Harmonic mean - used when statistical information does not contain data on weights for individual variants of the population, but the products of the values ​​of the varying attribute by the corresponding weights are known.

The general formula for the harmonic weighted average is as follows:

x - the value of the variable feature,

w is the product of the value of the varying feature by its weight (xf)

For example, three batches of product A were purchased at different prices (20, 25 and 40 rubles). The total cost of the first batch was 2000 rubles, the second batch was 5000 rubles, and the third batch was 6000 rubles. It is required to determine the average unit price of A.

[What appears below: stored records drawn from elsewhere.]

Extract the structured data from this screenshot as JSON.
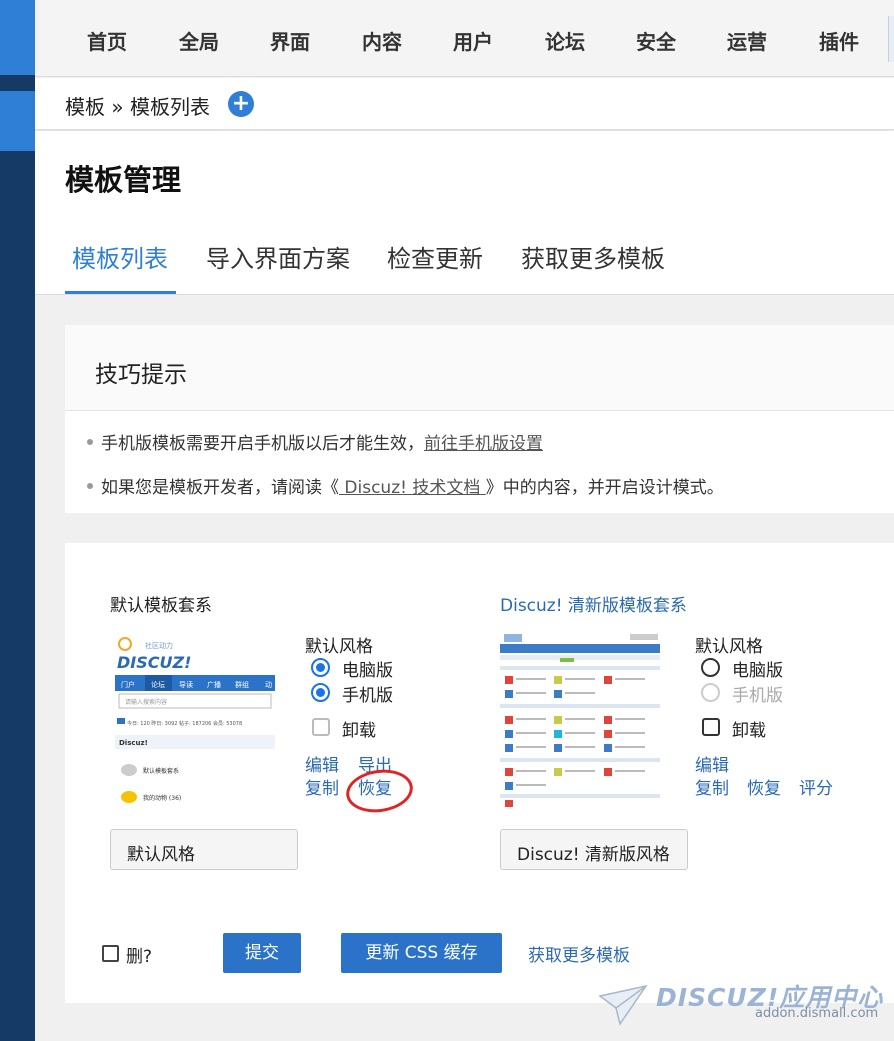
{
  "nav": {
    "items": [
      "首页",
      "全局",
      "界面",
      "内容",
      "用户",
      "论坛",
      "安全",
      "运营",
      "插件"
    ]
  },
  "breadcrumb": {
    "text": "模板 » 模板列表",
    "add_icon": "plus-circle-icon"
  },
  "page": {
    "title": "模板管理"
  },
  "tabs": [
    {
      "label": "模板列表",
      "active": true
    },
    {
      "label": "导入界面方案",
      "active": false
    },
    {
      "label": "检查更新",
      "active": false
    },
    {
      "label": "获取更多模板",
      "active": false
    }
  ],
  "tips": {
    "title": "技巧提示",
    "line1_text": "手机版模板需要开启手机版以后才能生效，",
    "line1_link": "前往手机版设置",
    "line2_pre": "如果您是模板开发者，请阅读《",
    "line2_link": " Discuz! 技术文档 ",
    "line2_post": "》中的内容，并开启设计模式。"
  },
  "templates": [
    {
      "name": "默认模板套系",
      "style_label": "默认风格",
      "opt_pc": "电脑版",
      "opt_mobile": "手机版",
      "opt_uninstall": "卸载",
      "actions": [
        "编辑",
        "导出",
        "复制",
        "恢复"
      ],
      "style_name": "默认风格",
      "thumb_logo": "DISCUZ!",
      "thumb_slogan": "社区动力",
      "thumb_nav": [
        "门户",
        "论坛",
        "导读",
        "广播",
        "群组",
        "动"
      ],
      "thumb_search": "请输入搜索内容",
      "thumb_stats": "今日: 120 昨日: 3092 帖子: 187206 会员: 53078",
      "thumb_section": "Discuz!",
      "thumb_forum1": "默认模板套系",
      "thumb_forum2": "我的动物 (36)"
    },
    {
      "name": "Discuz! 清新版模板套系",
      "style_label": "默认风格",
      "opt_pc": "电脑版",
      "opt_mobile": "手机版",
      "opt_uninstall": "卸载",
      "actions": [
        "编辑",
        "复制",
        "恢复",
        "评分"
      ],
      "style_name": "Discuz! 清新版风格"
    }
  ],
  "footer": {
    "delete_label": "删?",
    "submit": "提交",
    "update_css": "更新 CSS 缓存",
    "more_link": "获取更多模板"
  },
  "watermark": {
    "brand": "DISCUZ!应用中心",
    "url": "addon.dismall.com"
  },
  "colors": {
    "accent": "#2f7fd6",
    "sidebar": "#163a66",
    "link": "#2a6ab4",
    "annotation": "#e02424"
  }
}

The average price is determined as the quotient of dividing the total cost by the total amount of purchased goods. Using the harmonic mean, we get the desired result:


In the event that the total volume of phenomena, i.e. the products of feature values ​​by their weights are equal, then the simple harmonic mean is applied:

x - individual values ​​of the characteristic (variants),

n is the total number of options.

Example. Two cars traveled the same path: one at a speed of 60 km / h, and the other at 80 km / h. We take the length of the path that each car has traveled as a unit. Then the average speed will be:

The harmonic mean has a more complex construction than the arithmetic mean. The harmonic mean is used for calculations when not the aggregate units - the carriers of the feature - are used as weights, but the product of these units by the feature values ​​(i.e., m = Xf). The average harmonic downtime should be resorted to in cases of determining, for example, the average cost of labor, time, materials per unit of production, per one part for two (three, four, etc.) enterprises, workers engaged in the manufacture of the same type of product , the same part, product.

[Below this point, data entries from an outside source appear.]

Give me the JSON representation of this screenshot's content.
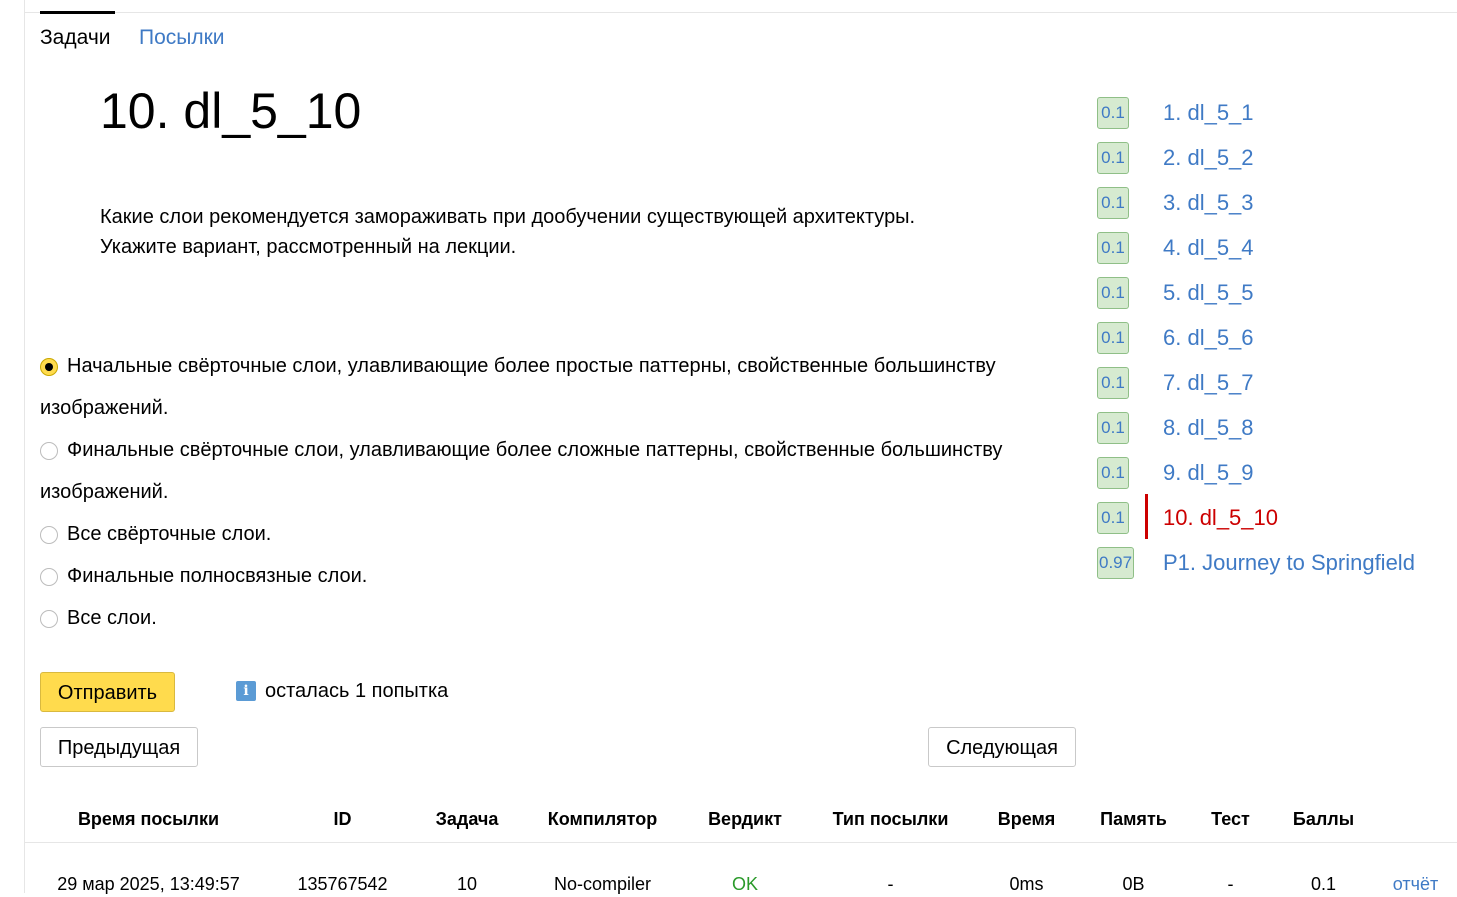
{
  "tabs": {
    "problems": "Задачи",
    "submissions": "Посылки"
  },
  "problem": {
    "title": "10. dl_5_10",
    "statement_line1": "Какие слои рекомендуется замораживать при дообучении существующей архитектуры.",
    "statement_line2": "Укажите вариант, рассмотренный на лекции."
  },
  "options": [
    {
      "line1": "Начальные свёрточные слои, улавливающие более простые паттерны, свойственные большинству",
      "line2": "изображений.",
      "checked": true
    },
    {
      "line1": "Финальные свёрточные слои, улавливающие более сложные паттерны, свойственные большинству",
      "line2": "изображений.",
      "checked": false
    },
    {
      "line1": "Все свёрточные слои.",
      "checked": false
    },
    {
      "line1": "Финальные полносвязные слои.",
      "checked": false
    },
    {
      "line1": "Все слои.",
      "checked": false
    }
  ],
  "actions": {
    "submit": "Отправить",
    "attempts_left": "осталась 1 попытка",
    "info_icon": "i",
    "prev": "Предыдущая",
    "next": "Следующая"
  },
  "problem_list": [
    {
      "score": "0.1",
      "label": "1. dl_5_1"
    },
    {
      "score": "0.1",
      "label": "2. dl_5_2"
    },
    {
      "score": "0.1",
      "label": "3. dl_5_3"
    },
    {
      "score": "0.1",
      "label": "4. dl_5_4"
    },
    {
      "score": "0.1",
      "label": "5. dl_5_5"
    },
    {
      "score": "0.1",
      "label": "6. dl_5_6"
    },
    {
      "score": "0.1",
      "label": "7. dl_5_7"
    },
    {
      "score": "0.1",
      "label": "8. dl_5_8"
    },
    {
      "score": "0.1",
      "label": "9. dl_5_9"
    },
    {
      "score": "0.1",
      "label": "10. dl_5_10",
      "current": true
    },
    {
      "score": "0.97",
      "label": "P1. Journey to Springfield"
    }
  ],
  "submissions_table": {
    "headers": [
      "Время посылки",
      "ID",
      "Задача",
      "Компилятор",
      "Вердикт",
      "Тип посылки",
      "Время",
      "Память",
      "Тест",
      "Баллы",
      ""
    ],
    "rows": [
      [
        "29 мар 2025, 13:49:57",
        "135767542",
        "10",
        "No-compiler",
        "OK",
        "-",
        "0ms",
        "0B",
        "-",
        "0.1",
        "отчёт"
      ]
    ]
  },
  "colors": {
    "accent_link": "#3f7ac5",
    "current": "#cc0000",
    "submit": "#ffdb4d",
    "ok": "#2a9a2a",
    "badge_bg": "#d6ead0"
  }
}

Methods for calculating the arithmetic mean (simple and weighted arithmetic mean, by the method of moments)

We determine the average values:

Fashion (Mo) = 11, because this variant occurs most often in the variation series (p = 6).

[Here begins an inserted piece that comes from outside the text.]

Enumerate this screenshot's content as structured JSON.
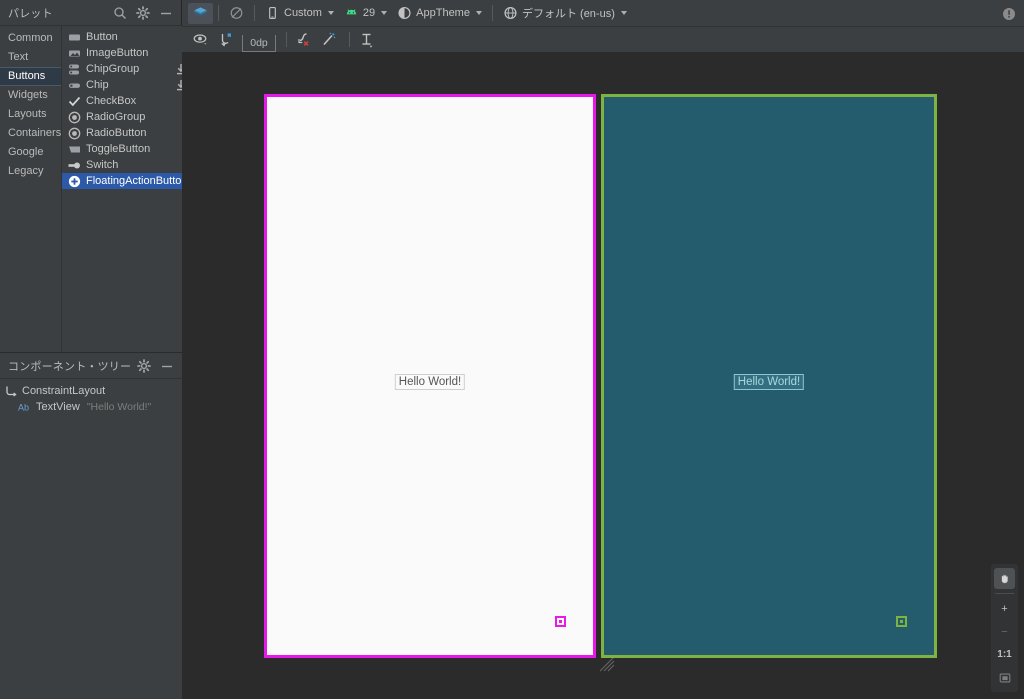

Median (Me) is the ordinal number of the variants occupying the middle position = 23, this place in the variation series is occupied by the variant equal to 11. The arithmetic mean (M) allows the most complete characterization of the average level of the trait under study. To calculate the arithmetic mean, two methods are used: the arithmetic mean and the moments method.

If the frequency of occurrence of each variant in the variation series is equal to 1, then the arithmetic simple mean is calculated using the arithmetic mean method: M =.

If the frequency of occurrence of a variant in the variation series differs from 1, then the weighted arithmetic mean is calculated using the arithmetic mean method:

By the method of moments: A - conditional average,

M = A + = 11 + = 10.4 d = V-A, A = Mo = 11

If the number of variants in the variation series is more than 30, then a grouped series is built. Building a grouped row:

1) determination of Vmin and Vmax Vmin = 3, Vmax = 20;

2) determination of the number of groups (according to the table);

3) calculating the interval between groups i = 3;

4) determination of the beginning and end of the groups;

5) determination of the frequency of the variant of each group (table 2).

table 2

Method for constructing a grouped row

Duration

treatment in days

n = 45 p = 480 p = 30 2 p = 766

The advantage of the grouped variation series is that the researcher does not work with every option, but only with the options that are the average for each group. This makes it much easier to calculate the average.

The magnitude of a particular feature is not the same for all members of the population, despite its relative homogeneity. This feature of the statistical population characterizes one of the group properties of the general population - variety of trait... For example, let's take a group of 12 year old boys and measure their height. After the calculations, the average level of this trait will be 153 cm. But the average characterizes the overall measure of the trait under study. Among boys of this age, there are boys whose height is 165 cm or 141 cm. The more boys have a height other than 153 cm, the greater the diversity of this feature in the statistical population.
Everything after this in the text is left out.